I read in sci.electronics.design that Wayne <

[email protected]>

wrote (in said:

The resistor is in series with the capacitor and the signal gen is

across one lead of the capacitor and one lead of the resistor. In other

word, if they were both resistors it would be a voltage divider. The

resistor or the capacitor can be ground. Forgive me for asking a dumb

question but why are V_c^2 + V_r^2 = V_s^2 to the power of 2?

Because the two voltages have a phase difference of 90 degrees (or, in

practice, very nearly; the capacitor won't be perfectly loss-free).

If this

was a voltage divider then you would have V?=Vs(R/R+Rc)?

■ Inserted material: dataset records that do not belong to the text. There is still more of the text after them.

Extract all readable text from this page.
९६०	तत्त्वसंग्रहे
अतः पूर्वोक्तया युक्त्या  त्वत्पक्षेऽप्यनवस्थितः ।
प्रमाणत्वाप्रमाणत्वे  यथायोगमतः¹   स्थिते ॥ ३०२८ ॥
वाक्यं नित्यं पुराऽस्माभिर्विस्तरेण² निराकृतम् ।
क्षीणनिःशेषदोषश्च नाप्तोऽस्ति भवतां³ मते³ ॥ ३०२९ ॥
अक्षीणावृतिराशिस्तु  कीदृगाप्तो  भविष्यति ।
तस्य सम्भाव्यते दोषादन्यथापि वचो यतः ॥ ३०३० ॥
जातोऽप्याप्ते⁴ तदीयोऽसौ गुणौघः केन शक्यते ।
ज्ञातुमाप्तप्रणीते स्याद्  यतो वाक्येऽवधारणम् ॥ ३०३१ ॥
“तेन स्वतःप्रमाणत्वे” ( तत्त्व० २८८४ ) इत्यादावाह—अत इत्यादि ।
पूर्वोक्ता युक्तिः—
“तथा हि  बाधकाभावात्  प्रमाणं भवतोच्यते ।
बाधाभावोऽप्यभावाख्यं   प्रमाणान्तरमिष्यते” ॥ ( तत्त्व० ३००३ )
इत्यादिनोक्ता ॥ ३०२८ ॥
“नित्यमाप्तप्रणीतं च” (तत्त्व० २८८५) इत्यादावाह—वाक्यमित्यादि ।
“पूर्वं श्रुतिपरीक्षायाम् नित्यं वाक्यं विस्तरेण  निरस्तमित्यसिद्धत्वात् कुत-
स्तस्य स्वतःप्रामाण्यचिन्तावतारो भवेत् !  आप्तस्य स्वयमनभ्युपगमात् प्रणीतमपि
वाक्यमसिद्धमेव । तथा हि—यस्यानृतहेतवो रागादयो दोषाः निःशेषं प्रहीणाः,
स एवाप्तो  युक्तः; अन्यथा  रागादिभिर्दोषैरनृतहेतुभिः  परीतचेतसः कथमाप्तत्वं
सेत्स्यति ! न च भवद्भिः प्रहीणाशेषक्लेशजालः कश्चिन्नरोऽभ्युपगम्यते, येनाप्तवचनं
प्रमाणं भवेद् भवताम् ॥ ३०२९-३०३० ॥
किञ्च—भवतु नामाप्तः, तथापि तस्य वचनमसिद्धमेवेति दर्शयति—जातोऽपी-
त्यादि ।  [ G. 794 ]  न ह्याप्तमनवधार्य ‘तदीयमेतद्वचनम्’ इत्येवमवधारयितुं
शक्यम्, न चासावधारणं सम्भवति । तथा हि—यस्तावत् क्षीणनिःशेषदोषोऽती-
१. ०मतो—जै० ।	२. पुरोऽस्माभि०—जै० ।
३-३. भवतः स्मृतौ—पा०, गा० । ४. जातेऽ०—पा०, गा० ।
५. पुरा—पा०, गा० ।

In method 2 could you give me an example with the following figures?

Vs=10v p-p

Vr=4v p-p

Phase = 45deg (with respect Vs)

It's helpful to use a 'phasor diagram' to see what is going on. The

current I is in phase with the voltage across the resistor, and the

voltage across the capacitor is at 90 degrees to the current. So our

diagram is (*use Courier font*):

/|

/ |

/ |

/ |

Vs = 10 / |

/ | Vc =?

/ |

/ |

/ |

/ 45 |

/__________| ----------> Current I

Vr = 4 V

Now, I hope you can see that this is not, in theory, possible. The angle

at the apex of the triangle must be 45 degrees as well and the triangle

must be isosceles. So Vc must be 4 V as well, and then by Pythagoras

(which is the same as the squared values in Tim's equation), Vs =

sqrt(4^2 + 4^2) = sqrt(32) = 5.66 V.

One practical explanation, if your figures are correct, is that the

capacitor is very lossy, thus having a lot of resistance of its own.

This add to the horizontal side of the triangle (without altering the 4

V across the resistor). Another 3.07 V brings the figure right. The Vc

must also be 7.02 V, of course, because of the 45 degrees. We then get

by Pythagoras, Vs = sqrt(7.07^2 + 7.07^2) = sqrt(100) = 10.

It's a very poor capacitor if this is true. There are other

possibilities. What frequency are you working at and what are the

resistor and capacitor values? Have you actually measured 10 V at the

signal generator, or is that just what the output control says? If the

signal generator source impedance isn't very much smaller than the

impedance of your RC circuit, the Vs value will be way off, indeed it

may well be 5.66 V!